B.C. isn’t alone in experiencing what appears to be a collective amnesia about the policies that got us here in the first place. In April, Oregon lawmakers made possessing small amounts of drugs a misdemeanour three years after decriminalizing it, with the Washington Post framing it as a “disastrous experiment” responsible for a surge in overdoses and an open-air drug market in Portland. And last week, Ontario’s government effectively squashed Toronto’s decriminalization efforts, while calling for an end to safe consumption sites (and a review of existing ones).

But the problems cited by decriminalization’s detractors – the ugliness of public drug use and visible poverty, chief among them – didn’t just materialize after governments instituted these policies. Vancouver and Portland have long had sizable drug-user populations and major issues with income inequality, homelessness (made worse by the pandemic), and an increasingly addictive and toxic drug supply. In its 2024 national threat assessment, the U.S. Drug Enforcement Administration said the shift from plant-based drugs like cocaine and heroin to synthetics like fentanyl produced “the most dangerous and deadly drug crisis the United States has ever faced.” (The report didn’t mention that strict enforcement led traffickers to distribute offerings that are more efficient and concealable – and thus potent – in the first place.)
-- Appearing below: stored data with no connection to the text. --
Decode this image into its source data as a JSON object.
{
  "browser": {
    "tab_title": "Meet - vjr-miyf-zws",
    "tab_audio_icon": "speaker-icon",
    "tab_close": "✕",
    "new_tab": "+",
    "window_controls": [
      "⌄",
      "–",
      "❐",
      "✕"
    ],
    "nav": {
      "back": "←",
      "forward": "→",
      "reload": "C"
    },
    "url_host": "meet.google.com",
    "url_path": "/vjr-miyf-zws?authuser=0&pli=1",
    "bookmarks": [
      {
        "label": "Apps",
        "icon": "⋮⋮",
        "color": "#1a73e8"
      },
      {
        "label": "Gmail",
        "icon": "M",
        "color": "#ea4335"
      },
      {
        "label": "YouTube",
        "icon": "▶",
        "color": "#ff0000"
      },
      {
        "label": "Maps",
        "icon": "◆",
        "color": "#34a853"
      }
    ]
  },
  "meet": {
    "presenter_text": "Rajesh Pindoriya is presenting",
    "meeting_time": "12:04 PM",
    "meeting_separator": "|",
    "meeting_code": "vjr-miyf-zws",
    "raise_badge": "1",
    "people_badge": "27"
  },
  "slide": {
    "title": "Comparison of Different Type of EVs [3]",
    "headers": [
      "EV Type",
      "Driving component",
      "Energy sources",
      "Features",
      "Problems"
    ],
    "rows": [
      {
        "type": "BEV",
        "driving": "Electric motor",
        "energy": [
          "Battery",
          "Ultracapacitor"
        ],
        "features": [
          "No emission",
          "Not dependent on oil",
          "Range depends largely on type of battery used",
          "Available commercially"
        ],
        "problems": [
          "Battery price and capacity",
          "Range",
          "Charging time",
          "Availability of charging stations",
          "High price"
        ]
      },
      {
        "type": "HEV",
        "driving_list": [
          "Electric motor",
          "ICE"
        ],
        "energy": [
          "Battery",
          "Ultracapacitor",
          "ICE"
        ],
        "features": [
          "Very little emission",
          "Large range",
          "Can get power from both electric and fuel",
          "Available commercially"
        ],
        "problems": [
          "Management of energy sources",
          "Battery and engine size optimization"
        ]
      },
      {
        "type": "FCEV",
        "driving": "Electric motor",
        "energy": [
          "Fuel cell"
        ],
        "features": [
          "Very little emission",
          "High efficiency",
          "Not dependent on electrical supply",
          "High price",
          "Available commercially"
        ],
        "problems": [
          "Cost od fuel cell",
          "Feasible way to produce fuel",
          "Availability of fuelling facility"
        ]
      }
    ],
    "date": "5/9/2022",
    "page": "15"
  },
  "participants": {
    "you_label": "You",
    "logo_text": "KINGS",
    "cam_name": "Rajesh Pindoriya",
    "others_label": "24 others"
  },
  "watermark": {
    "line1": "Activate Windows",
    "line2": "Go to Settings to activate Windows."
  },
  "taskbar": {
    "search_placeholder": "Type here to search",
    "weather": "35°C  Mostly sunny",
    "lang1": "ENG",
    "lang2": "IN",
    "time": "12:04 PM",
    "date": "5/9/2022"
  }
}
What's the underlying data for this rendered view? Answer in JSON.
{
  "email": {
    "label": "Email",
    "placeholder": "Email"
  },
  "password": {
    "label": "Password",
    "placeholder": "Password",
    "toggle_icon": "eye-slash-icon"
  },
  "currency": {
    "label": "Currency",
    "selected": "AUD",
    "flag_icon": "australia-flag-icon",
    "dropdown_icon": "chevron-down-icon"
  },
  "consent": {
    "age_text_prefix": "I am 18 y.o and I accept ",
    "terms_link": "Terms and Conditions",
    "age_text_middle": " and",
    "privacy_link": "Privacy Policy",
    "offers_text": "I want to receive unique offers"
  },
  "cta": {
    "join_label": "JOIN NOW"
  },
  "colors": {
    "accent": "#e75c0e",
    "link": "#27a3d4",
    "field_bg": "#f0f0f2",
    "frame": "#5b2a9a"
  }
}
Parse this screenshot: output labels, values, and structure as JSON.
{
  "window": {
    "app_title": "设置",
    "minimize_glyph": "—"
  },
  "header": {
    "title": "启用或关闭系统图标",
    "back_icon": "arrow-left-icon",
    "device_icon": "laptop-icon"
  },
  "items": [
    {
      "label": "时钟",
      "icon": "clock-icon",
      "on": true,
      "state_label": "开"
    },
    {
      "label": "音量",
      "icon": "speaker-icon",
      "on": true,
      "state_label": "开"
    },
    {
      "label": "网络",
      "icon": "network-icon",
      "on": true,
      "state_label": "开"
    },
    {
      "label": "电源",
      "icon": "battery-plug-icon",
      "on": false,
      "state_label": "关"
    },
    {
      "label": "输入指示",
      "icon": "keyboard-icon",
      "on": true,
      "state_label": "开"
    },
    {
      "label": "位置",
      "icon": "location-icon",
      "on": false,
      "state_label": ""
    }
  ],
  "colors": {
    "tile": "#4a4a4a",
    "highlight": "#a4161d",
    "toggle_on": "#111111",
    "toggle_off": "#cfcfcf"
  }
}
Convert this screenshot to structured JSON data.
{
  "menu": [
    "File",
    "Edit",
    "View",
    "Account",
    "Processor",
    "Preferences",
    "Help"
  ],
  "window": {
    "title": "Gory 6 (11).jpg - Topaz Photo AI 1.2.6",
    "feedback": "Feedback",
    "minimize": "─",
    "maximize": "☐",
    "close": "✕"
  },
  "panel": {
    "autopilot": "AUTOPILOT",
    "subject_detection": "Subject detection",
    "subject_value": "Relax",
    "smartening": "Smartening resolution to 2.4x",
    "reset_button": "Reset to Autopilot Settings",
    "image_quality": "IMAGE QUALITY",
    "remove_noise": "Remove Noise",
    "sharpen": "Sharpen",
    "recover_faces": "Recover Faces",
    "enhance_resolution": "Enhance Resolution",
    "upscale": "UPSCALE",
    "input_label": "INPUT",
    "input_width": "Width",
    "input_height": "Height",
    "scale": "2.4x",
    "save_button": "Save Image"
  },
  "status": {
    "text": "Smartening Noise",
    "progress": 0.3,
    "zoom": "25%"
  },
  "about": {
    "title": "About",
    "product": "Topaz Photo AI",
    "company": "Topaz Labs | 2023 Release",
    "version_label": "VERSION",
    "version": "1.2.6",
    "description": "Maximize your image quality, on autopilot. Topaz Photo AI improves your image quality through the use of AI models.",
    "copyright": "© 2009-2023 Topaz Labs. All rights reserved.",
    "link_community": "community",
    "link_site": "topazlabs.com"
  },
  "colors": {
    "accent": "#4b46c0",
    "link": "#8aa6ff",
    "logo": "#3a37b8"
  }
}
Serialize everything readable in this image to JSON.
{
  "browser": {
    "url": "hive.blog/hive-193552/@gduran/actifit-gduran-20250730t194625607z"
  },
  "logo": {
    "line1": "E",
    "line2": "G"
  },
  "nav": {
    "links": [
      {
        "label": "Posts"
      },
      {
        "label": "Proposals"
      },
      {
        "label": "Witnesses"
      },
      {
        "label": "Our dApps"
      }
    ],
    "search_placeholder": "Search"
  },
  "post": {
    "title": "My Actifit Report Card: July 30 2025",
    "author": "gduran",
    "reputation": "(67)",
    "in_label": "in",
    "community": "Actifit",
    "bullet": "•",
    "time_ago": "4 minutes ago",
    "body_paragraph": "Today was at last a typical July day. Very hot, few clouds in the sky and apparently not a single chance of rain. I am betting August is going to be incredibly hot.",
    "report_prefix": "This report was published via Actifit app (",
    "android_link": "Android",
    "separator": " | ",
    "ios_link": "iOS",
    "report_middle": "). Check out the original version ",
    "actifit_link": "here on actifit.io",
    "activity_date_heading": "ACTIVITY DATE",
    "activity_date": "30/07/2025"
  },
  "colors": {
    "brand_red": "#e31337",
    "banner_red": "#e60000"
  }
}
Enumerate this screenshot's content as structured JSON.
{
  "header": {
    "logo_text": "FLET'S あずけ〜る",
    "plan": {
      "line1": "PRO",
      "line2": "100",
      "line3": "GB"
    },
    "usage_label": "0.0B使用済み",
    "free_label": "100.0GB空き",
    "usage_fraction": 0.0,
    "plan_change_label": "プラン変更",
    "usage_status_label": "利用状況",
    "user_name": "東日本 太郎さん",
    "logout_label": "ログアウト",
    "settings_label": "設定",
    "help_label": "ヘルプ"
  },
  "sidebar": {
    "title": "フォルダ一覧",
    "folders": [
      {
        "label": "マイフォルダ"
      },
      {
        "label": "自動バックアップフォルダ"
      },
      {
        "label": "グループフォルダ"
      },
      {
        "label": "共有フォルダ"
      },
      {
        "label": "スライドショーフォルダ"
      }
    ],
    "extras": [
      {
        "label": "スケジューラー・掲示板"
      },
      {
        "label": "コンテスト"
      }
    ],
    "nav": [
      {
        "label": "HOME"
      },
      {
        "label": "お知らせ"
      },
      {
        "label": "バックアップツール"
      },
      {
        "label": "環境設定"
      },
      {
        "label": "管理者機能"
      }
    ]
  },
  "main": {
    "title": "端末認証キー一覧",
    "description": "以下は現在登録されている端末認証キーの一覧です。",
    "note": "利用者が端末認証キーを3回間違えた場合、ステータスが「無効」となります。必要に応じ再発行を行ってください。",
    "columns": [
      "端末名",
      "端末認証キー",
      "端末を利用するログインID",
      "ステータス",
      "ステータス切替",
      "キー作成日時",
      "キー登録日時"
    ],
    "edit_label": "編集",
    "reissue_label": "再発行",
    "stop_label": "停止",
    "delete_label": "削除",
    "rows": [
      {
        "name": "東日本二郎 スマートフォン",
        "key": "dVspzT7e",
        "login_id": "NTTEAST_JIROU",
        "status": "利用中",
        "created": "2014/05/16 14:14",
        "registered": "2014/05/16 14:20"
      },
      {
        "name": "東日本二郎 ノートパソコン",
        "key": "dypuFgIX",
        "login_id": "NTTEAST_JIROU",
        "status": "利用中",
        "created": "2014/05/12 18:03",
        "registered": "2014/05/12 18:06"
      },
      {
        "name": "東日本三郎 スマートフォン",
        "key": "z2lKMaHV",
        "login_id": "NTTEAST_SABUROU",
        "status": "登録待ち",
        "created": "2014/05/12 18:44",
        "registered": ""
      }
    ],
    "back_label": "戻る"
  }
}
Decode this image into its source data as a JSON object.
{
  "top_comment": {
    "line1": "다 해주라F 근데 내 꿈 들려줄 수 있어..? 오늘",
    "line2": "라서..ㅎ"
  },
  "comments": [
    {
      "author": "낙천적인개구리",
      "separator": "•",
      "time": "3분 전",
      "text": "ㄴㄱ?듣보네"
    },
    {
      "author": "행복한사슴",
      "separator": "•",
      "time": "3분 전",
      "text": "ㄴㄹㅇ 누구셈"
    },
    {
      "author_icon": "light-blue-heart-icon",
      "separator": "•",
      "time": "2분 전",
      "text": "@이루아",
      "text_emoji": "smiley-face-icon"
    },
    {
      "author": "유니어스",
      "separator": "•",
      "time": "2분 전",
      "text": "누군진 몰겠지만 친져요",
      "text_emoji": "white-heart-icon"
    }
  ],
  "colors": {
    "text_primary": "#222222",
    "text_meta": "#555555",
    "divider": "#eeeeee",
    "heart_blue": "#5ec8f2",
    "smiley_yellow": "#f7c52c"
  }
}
In fact, two studies published last year by researchers at New York University’s Grossman School of Medicine found that decriminalization in Oregon did not lead to increased overdoses or violent crime. On the flip side, police seizures of drugs are strongly linked to increased overdoses because they cut people off from a reliable supply, and being incarcerated increases the risk of an opioid overdose tenfold.

Decriminalization does have an image problem. Part of that lies in a fundamental misunderstanding of what it’s meant to do. It’s not a panacea: it’s meant to be one tool, of many, to address the criminal justice disparities in drug arrests, which are most often levied at Black, brown and Indigenous people. Other measures, such as expanded safe supply and safe injection sites, are also needed to make a bigger dent in drug deaths. Yet decriminalization has become a convenient scapegoat.

These solutions will take time to sort out, and their rollouts will be messy. But that doesn’t mean we should reverse course at the first sign of backlash or public impatience – not when previous approaches saw drug deaths explode into a crisis.

In a recent exchange in Parliament, Conservative Leader Pierre Poilievre described drug decriminalization as “wacko.” But there’s an even stronger term for applying the same failed solutions to the overdose problem again and again, hoping for a different outcome: insanity.